Kelly West of Cinema Blend was mixed towards the episode. While calling the new formula "a breath of fresh air," she was not entirely pleased with the final scene featuring Piz and Veronica's kiss, opining that the location and the fact that Veronica ran after Piz and kissed him back were not in keeping with Veronica's character. Rowan Kaiser, writing for The A.V. Club was also critical of the case of the week and the episode in general.
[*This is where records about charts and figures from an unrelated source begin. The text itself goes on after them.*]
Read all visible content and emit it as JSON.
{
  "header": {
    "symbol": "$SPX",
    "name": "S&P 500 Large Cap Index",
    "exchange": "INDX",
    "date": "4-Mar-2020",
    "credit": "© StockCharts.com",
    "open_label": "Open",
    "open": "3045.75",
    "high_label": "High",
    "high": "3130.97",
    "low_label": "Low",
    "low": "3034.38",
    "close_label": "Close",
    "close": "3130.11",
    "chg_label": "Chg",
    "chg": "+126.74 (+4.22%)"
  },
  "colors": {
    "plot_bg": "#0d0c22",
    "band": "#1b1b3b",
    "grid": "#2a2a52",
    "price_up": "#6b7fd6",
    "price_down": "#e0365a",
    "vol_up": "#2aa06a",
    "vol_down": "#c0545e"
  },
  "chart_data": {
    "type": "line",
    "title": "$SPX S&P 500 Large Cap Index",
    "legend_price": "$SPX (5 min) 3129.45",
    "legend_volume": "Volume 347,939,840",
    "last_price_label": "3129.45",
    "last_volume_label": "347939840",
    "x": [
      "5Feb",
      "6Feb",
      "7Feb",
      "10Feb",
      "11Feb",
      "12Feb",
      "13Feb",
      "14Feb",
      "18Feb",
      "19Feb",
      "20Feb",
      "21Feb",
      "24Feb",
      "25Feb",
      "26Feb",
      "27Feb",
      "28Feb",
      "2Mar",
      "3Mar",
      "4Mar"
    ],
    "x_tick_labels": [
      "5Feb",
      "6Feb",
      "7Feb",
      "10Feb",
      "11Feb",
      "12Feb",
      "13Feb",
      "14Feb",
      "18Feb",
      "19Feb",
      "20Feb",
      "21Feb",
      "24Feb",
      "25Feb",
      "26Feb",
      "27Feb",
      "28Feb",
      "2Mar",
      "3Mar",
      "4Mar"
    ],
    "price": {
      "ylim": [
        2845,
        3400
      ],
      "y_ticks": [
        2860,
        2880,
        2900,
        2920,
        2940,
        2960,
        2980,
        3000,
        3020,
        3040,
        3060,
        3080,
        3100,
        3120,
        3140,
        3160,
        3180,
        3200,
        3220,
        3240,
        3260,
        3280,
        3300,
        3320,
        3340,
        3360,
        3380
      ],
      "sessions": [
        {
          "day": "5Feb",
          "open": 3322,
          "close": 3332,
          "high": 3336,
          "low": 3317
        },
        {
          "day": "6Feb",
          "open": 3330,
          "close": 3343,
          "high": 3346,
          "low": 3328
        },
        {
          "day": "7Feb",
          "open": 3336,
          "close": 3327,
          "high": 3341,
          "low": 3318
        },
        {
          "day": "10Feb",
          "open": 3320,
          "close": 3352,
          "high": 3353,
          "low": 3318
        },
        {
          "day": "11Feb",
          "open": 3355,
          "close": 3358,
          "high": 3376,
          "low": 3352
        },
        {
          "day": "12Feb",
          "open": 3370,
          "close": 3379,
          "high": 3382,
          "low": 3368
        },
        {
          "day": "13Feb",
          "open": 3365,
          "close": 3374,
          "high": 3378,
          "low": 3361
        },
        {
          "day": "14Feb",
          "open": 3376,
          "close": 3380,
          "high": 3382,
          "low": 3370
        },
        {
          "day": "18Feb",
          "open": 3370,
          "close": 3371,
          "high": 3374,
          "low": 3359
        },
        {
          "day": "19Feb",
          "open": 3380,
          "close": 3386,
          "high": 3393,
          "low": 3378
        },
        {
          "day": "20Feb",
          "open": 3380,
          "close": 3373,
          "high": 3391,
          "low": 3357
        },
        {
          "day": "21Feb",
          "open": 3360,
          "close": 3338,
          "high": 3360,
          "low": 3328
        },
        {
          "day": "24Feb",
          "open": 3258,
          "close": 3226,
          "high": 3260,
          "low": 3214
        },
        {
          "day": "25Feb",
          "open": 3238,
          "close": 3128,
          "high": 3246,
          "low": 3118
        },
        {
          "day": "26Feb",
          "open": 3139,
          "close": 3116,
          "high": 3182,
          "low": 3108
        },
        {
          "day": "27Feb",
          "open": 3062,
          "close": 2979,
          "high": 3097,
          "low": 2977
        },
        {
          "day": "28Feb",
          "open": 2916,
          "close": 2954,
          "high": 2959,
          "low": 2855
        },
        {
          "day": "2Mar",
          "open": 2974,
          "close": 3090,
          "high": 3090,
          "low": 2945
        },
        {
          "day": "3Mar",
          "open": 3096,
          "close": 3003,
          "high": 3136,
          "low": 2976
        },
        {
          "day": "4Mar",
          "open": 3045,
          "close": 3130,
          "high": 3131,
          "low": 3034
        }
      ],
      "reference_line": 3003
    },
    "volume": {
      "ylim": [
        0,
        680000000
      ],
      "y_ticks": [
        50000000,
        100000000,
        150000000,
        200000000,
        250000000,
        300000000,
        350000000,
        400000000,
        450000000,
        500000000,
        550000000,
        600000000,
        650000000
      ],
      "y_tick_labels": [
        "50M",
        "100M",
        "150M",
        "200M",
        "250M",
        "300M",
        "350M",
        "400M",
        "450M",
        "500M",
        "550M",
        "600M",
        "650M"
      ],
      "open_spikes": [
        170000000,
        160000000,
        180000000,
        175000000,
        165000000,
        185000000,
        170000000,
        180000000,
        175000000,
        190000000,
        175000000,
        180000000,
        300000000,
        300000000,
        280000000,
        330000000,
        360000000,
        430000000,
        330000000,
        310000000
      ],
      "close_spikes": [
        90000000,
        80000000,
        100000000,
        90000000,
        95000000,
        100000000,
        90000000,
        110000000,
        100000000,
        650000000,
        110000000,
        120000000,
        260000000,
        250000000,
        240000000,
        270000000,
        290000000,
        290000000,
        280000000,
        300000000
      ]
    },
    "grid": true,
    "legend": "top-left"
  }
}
While admiring the show's decision to address the controversial issue of Islamophobia in the United States, she did not like the show's characterization of Rashad, the father, noting inconsistencies about whether his storyline was one of redemption or not. "There are three seemingly equal interpretations: that Veronica Mars writers believe that the cartoon is worth ruining someone's life over; that Rashad is a complex character who can be petty and vindictive; or, it's just a bunch of stuff that happens and there is no moral."